Menarini Groupは2020年7月、EMERALD試験を実施、成功させたRadius Health, Inc(NASDAQ:RDUS)からエラセストラントのグローバルライセンス権を取得した。良好な第3相データに基づき、Radiusの支援を受けたStemlineが2022年6月、FDAに新薬承認申請(NDA)を行った。Menarini Groupは現在、エラセストラントの全世界での登録、商品化、さらなる開発活動を全面的に担っている。FDAの承認が得られれば、ニューヨーク市に本社を置くStemlineがエラセストラントを商品化する。Stemlineは、がん患者への革新的腫瘍治療法提供に注力しており、現在、米国と欧州の両方で芽球性形質細胞様樹状細胞腫瘍患者向けの新規標的治療薬を商品化している。
▽エラセストラント(RAD1901)と第3相試験EMERALDについて
エラセストラント(Elacestrant)は、治験段階にある選択的エストロゲン受容体分解薬(SERD)で、ER陽性/HER2陰性の進行性または転移性の乳がん患者に1日1回投与する経口治療薬として使用できるかどうかの評価が行われている。

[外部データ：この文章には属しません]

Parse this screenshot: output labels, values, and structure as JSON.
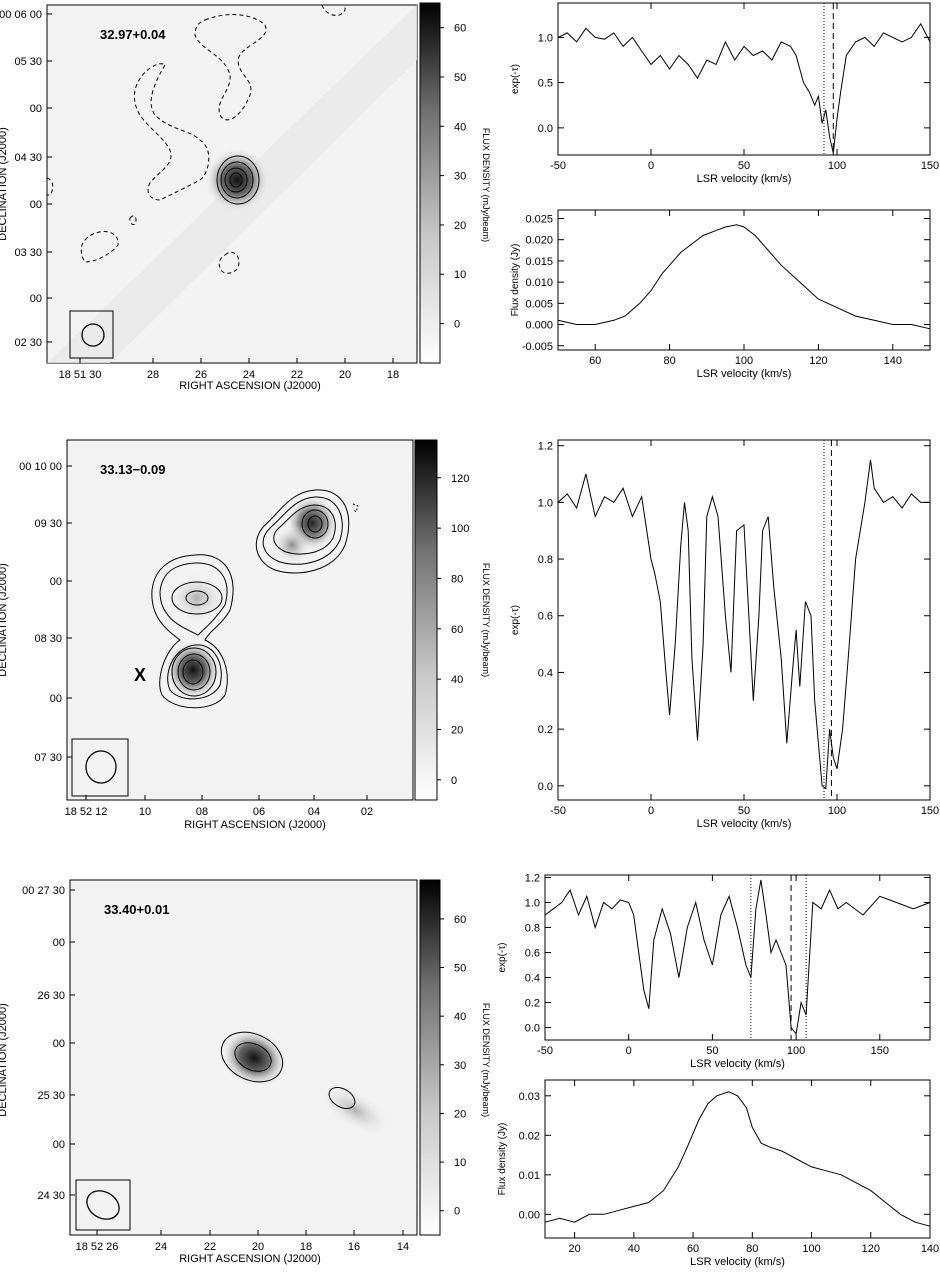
{
  "chart_data": [
    {
      "type": "heatmap",
      "source_label": "32.97+0.04",
      "xlabel": "RIGHT ASCENSION (J2000)",
      "ylabel": "DECLINATION (J2000)",
      "colorbar_label": "FLUX DENSITY (mJy/beam)",
      "colorbar_ticks": [
        "0",
        "10",
        "20",
        "30",
        "40",
        "50",
        "60"
      ],
      "colorbar_range": [
        -8,
        65
      ],
      "x_ticks": [
        "18 51 30",
        "28",
        "26",
        "24",
        "22",
        "20",
        "18"
      ],
      "y_ticks": [
        "00 06 00",
        "05 30",
        "00",
        "04 30",
        "00",
        "03 30",
        "00",
        "02 30"
      ],
      "peak_mJy_per_beam": 62,
      "marker_label": "",
      "beam": "circular"
    },
    {
      "type": "line",
      "xlabel": "LSR velocity (km/s)",
      "ylabel": "exp(-τ)",
      "xlim": [
        -50,
        150
      ],
      "ylim": [
        -0.3,
        1.38
      ],
      "x_ticks": [
        -50,
        0,
        50,
        100,
        150
      ],
      "y_ticks": [
        0.0,
        0.5,
        1.0
      ],
      "vlines_dotted": [
        93
      ],
      "vlines_dashed": [
        98
      ],
      "series": [
        {
          "x": [
            -50,
            -45,
            -40,
            -35,
            -30,
            -25,
            -20,
            -15,
            -10,
            -5,
            0,
            5,
            10,
            15,
            20,
            25,
            30,
            35,
            40,
            45,
            50,
            55,
            60,
            65,
            70,
            75,
            78,
            82,
            85,
            88,
            90,
            92,
            94,
            96,
            98,
            100,
            102,
            105,
            110,
            115,
            120,
            125,
            130,
            135,
            140,
            145,
            150
          ],
          "y": [
            1.0,
            1.05,
            0.95,
            1.1,
            1.0,
            0.98,
            1.05,
            0.9,
            1.0,
            0.85,
            0.7,
            0.8,
            0.65,
            0.8,
            0.7,
            0.55,
            0.75,
            0.7,
            0.95,
            0.75,
            0.9,
            0.8,
            0.85,
            0.75,
            0.95,
            0.9,
            0.8,
            0.5,
            0.4,
            0.25,
            0.35,
            0.05,
            0.2,
            -0.1,
            -0.28,
            0.1,
            0.4,
            0.8,
            0.95,
            1.0,
            0.9,
            1.05,
            1.0,
            0.95,
            1.0,
            1.15,
            0.95
          ]
        }
      ]
    },
    {
      "type": "line",
      "xlabel": "LSR velocity (km/s)",
      "ylabel": "Flux density (Jy)",
      "xlim": [
        50,
        150
      ],
      "ylim": [
        -0.006,
        0.027
      ],
      "x_ticks": [
        60,
        80,
        100,
        120,
        140
      ],
      "y_ticks": [
        -0.005,
        0.0,
        0.005,
        0.01,
        0.015,
        0.02,
        0.025
      ],
      "series": [
        {
          "x": [
            50,
            55,
            60,
            65,
            68,
            72,
            75,
            78,
            80,
            83,
            86,
            89,
            92,
            95,
            98,
            100,
            103,
            106,
            110,
            115,
            120,
            125,
            130,
            135,
            140,
            145,
            150
          ],
          "y": [
            0.001,
            0.0,
            0.0,
            0.001,
            0.002,
            0.005,
            0.008,
            0.012,
            0.014,
            0.017,
            0.019,
            0.021,
            0.022,
            0.023,
            0.0235,
            0.023,
            0.021,
            0.018,
            0.014,
            0.01,
            0.006,
            0.004,
            0.002,
            0.001,
            0.0,
            0.0,
            -0.001
          ]
        }
      ]
    },
    {
      "type": "heatmap",
      "source_label": "33.13−0.09",
      "xlabel": "RIGHT ASCENSION (J2000)",
      "ylabel": "DECLINATION (J2000)",
      "colorbar_label": "FLUX DENSITY (mJy/beam)",
      "colorbar_ticks": [
        "0",
        "20",
        "40",
        "60",
        "80",
        "100",
        "120"
      ],
      "colorbar_range": [
        -8,
        135
      ],
      "x_ticks": [
        "18 52 12",
        "10",
        "08",
        "06",
        "04",
        "02"
      ],
      "y_ticks": [
        "00 10 00",
        "09 30",
        "00",
        "08 30",
        "00",
        "07 30"
      ],
      "peak_mJy_per_beam": 128,
      "marker_label": "X",
      "beam": "circular"
    },
    {
      "type": "line",
      "xlabel": "LSR velocity (km/s)",
      "ylabel": "exp(-τ)",
      "xlim": [
        -50,
        150
      ],
      "ylim": [
        -0.05,
        1.22
      ],
      "x_ticks": [
        -50,
        0,
        50,
        100,
        150
      ],
      "y_ticks": [
        0.0,
        0.2,
        0.4,
        0.6,
        0.8,
        1.0,
        1.2
      ],
      "vlines_dotted": [
        93
      ],
      "vlines_dashed": [
        97
      ],
      "series": [
        {
          "x": [
            -50,
            -45,
            -40,
            -35,
            -30,
            -25,
            -20,
            -15,
            -10,
            -5,
            0,
            2,
            5,
            8,
            10,
            13,
            16,
            18,
            20,
            22,
            25,
            28,
            30,
            33,
            36,
            40,
            43,
            46,
            50,
            53,
            55,
            58,
            60,
            63,
            66,
            70,
            73,
            76,
            78,
            80,
            83,
            86,
            88,
            90,
            92,
            94,
            96,
            98,
            100,
            103,
            106,
            110,
            115,
            118,
            120,
            125,
            130,
            135,
            140,
            145,
            150
          ],
          "y": [
            1.0,
            1.03,
            0.98,
            1.1,
            0.95,
            1.02,
            1.0,
            1.05,
            0.95,
            1.02,
            0.8,
            0.75,
            0.65,
            0.4,
            0.25,
            0.5,
            0.85,
            1.0,
            0.9,
            0.45,
            0.16,
            0.5,
            0.95,
            1.02,
            0.95,
            0.6,
            0.4,
            0.9,
            0.92,
            0.55,
            0.3,
            0.6,
            0.9,
            0.95,
            0.7,
            0.45,
            0.15,
            0.4,
            0.55,
            0.35,
            0.65,
            0.6,
            0.3,
            0.15,
            0.0,
            -0.01,
            0.2,
            0.1,
            0.06,
            0.2,
            0.45,
            0.8,
            1.0,
            1.15,
            1.05,
            1.0,
            1.02,
            0.98,
            1.03,
            1.0,
            1.0
          ]
        }
      ]
    },
    {
      "type": "heatmap",
      "source_label": "33.40+0.01",
      "xlabel": "RIGHT ASCENSION (J2000)",
      "ylabel": "DECLINATION (J2000)",
      "colorbar_label": "FLUX DENSITY (mJy/beam)",
      "colorbar_ticks": [
        "0",
        "10",
        "20",
        "30",
        "40",
        "50",
        "60"
      ],
      "colorbar_range": [
        -5,
        68
      ],
      "x_ticks": [
        "18 52 26",
        "24",
        "22",
        "20",
        "18",
        "16",
        "14"
      ],
      "y_ticks": [
        "00 27 30",
        "00",
        "26 30",
        "00",
        "25 30",
        "00",
        "24 30"
      ],
      "peak_mJy_per_beam": 64,
      "marker_label": "",
      "beam": "elliptical"
    },
    {
      "type": "line",
      "xlabel": "LSR velocity (km/s)",
      "ylabel": "exp(-τ)",
      "xlim": [
        -50,
        180
      ],
      "ylim": [
        -0.1,
        1.22
      ],
      "x_ticks": [
        -50,
        0,
        50,
        100,
        150
      ],
      "y_ticks": [
        0.0,
        0.2,
        0.4,
        0.6,
        0.8,
        1.0,
        1.2
      ],
      "vlines_dotted": [
        73,
        106
      ],
      "vlines_dashed": [
        97
      ],
      "series": [
        {
          "x": [
            -50,
            -45,
            -40,
            -35,
            -30,
            -25,
            -20,
            -15,
            -10,
            -5,
            0,
            3,
            6,
            9,
            12,
            15,
            20,
            25,
            30,
            35,
            40,
            45,
            50,
            55,
            60,
            65,
            70,
            73,
            76,
            79,
            82,
            85,
            88,
            91,
            94,
            97,
            100,
            103,
            106,
            110,
            115,
            120,
            125,
            130,
            140,
            150,
            160,
            170,
            180
          ],
          "y": [
            0.9,
            0.95,
            1.0,
            1.1,
            0.9,
            1.05,
            0.8,
            1.0,
            0.95,
            1.02,
            1.0,
            0.9,
            0.6,
            0.3,
            0.15,
            0.7,
            0.95,
            0.75,
            0.4,
            0.8,
            1.0,
            0.7,
            0.5,
            0.9,
            1.05,
            0.8,
            0.5,
            0.4,
            0.95,
            1.18,
            0.9,
            0.6,
            0.7,
            0.6,
            0.5,
            0.0,
            -0.05,
            0.2,
            0.1,
            1.0,
            0.95,
            1.1,
            0.95,
            1.0,
            0.9,
            1.05,
            1.0,
            0.95,
            1.0
          ]
        }
      ]
    },
    {
      "type": "line",
      "xlabel": "LSR velocity (km/s)",
      "ylabel": "Flux density (Jy)",
      "xlim": [
        10,
        140
      ],
      "ylim": [
        -0.006,
        0.034
      ],
      "x_ticks": [
        20,
        40,
        60,
        80,
        100,
        120,
        140
      ],
      "y_ticks": [
        0.0,
        0.01,
        0.02,
        0.03
      ],
      "series": [
        {
          "x": [
            10,
            15,
            20,
            25,
            30,
            35,
            40,
            45,
            50,
            55,
            58,
            62,
            65,
            68,
            72,
            75,
            78,
            80,
            83,
            86,
            90,
            95,
            100,
            105,
            110,
            115,
            120,
            125,
            130,
            135,
            140
          ],
          "y": [
            -0.002,
            -0.001,
            -0.002,
            0.0,
            0.0,
            0.001,
            0.002,
            0.003,
            0.006,
            0.012,
            0.017,
            0.024,
            0.028,
            0.03,
            0.031,
            0.03,
            0.027,
            0.022,
            0.018,
            0.017,
            0.016,
            0.014,
            0.012,
            0.011,
            0.01,
            0.008,
            0.006,
            0.003,
            0.0,
            -0.002,
            -0.003
          ]
        }
      ]
    }
  ]
}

エラセストラントは2018年、FDAからファストトラック指定を受けた。EMERALDに先立ち完了した前臨床試験で、本化合物は、単剤または他の治療法との併用で乳がん治療に使用できる可能性があることが示されている。第3相試験EMERALDは、ER陽性/HER2陰性の進行性・転移性乳がん患者の2次治療または3次治療の単剤療法としてエラセストラントを評価する、無作為化・非盲検・実薬対照試験である。本試験には、CDK4/6阻害剤を含む内分泌療法での1次または2次治療歴のある患者477人が登録された。本試験の患者は、エラセストラントを投与する群と、治験責任医師が選択した承認済みホルモン剤を投与する群に無作為に振り分けられた。本試験の主要評価項目は、全患者集団およびエストロゲン受容体1遺伝子(ESR1)に変異のある患者群における無増悪生存(PFS)だった。副次評価項目は、全生存期間(OS)、客観的奏効率(ORR)、奏効期間(DOR)の評価だった。
▽Menarini Groupについて
Menarini Groupは、売上高40億ドル超、従業員数は1万7000人を超える国際的な大手医薬品・診断薬企業である。Menariniは、満たされていないニーズの高い治療分野に重点を置き、心臓疾患、腫瘍、呼吸器疾患、消化器疾患、感染症、糖尿病、炎症、鎮痛用の製品を提供している。18の生産拠点と9の研究開発センターを有するMenariniの製品は、世界140カ国で販売されている。詳細については、www.menarini.com を参照。
▽Radiusについて
Radiusは、骨の健康、神経系希少疾患、腫瘍分野の満たされていない医療ニーズへの対応に注力しているグローバルなバイオ医薬品企業である。Radiusの主力製品TYMLOS(R)(アバロパラチド)注射薬は、骨折リスクの高い閉経後の骨粗しょう症女性の治療薬として米食品医薬品局(FDA)の承認を受けている。Radiusの臨床パイプラインには、骨粗しょう症男性の治療に使用できる可能性のある治験薬のアバロパラチド注射薬、Menarini Groupにライセンス供与した、ホルモン受容体陽性乳がん治療薬として使用できる可能性のある治験薬エラセストラント(RAD1901)、当初はプラダーウイリー症候群、アンジェルマン症候群、小児けいれんを対象とし、複数の神経内分泌疾患、神経発達疾患、神経精神疾患領域で使用できる可能性のある治験薬の合成カンナビジオール内服液RAD011などがある。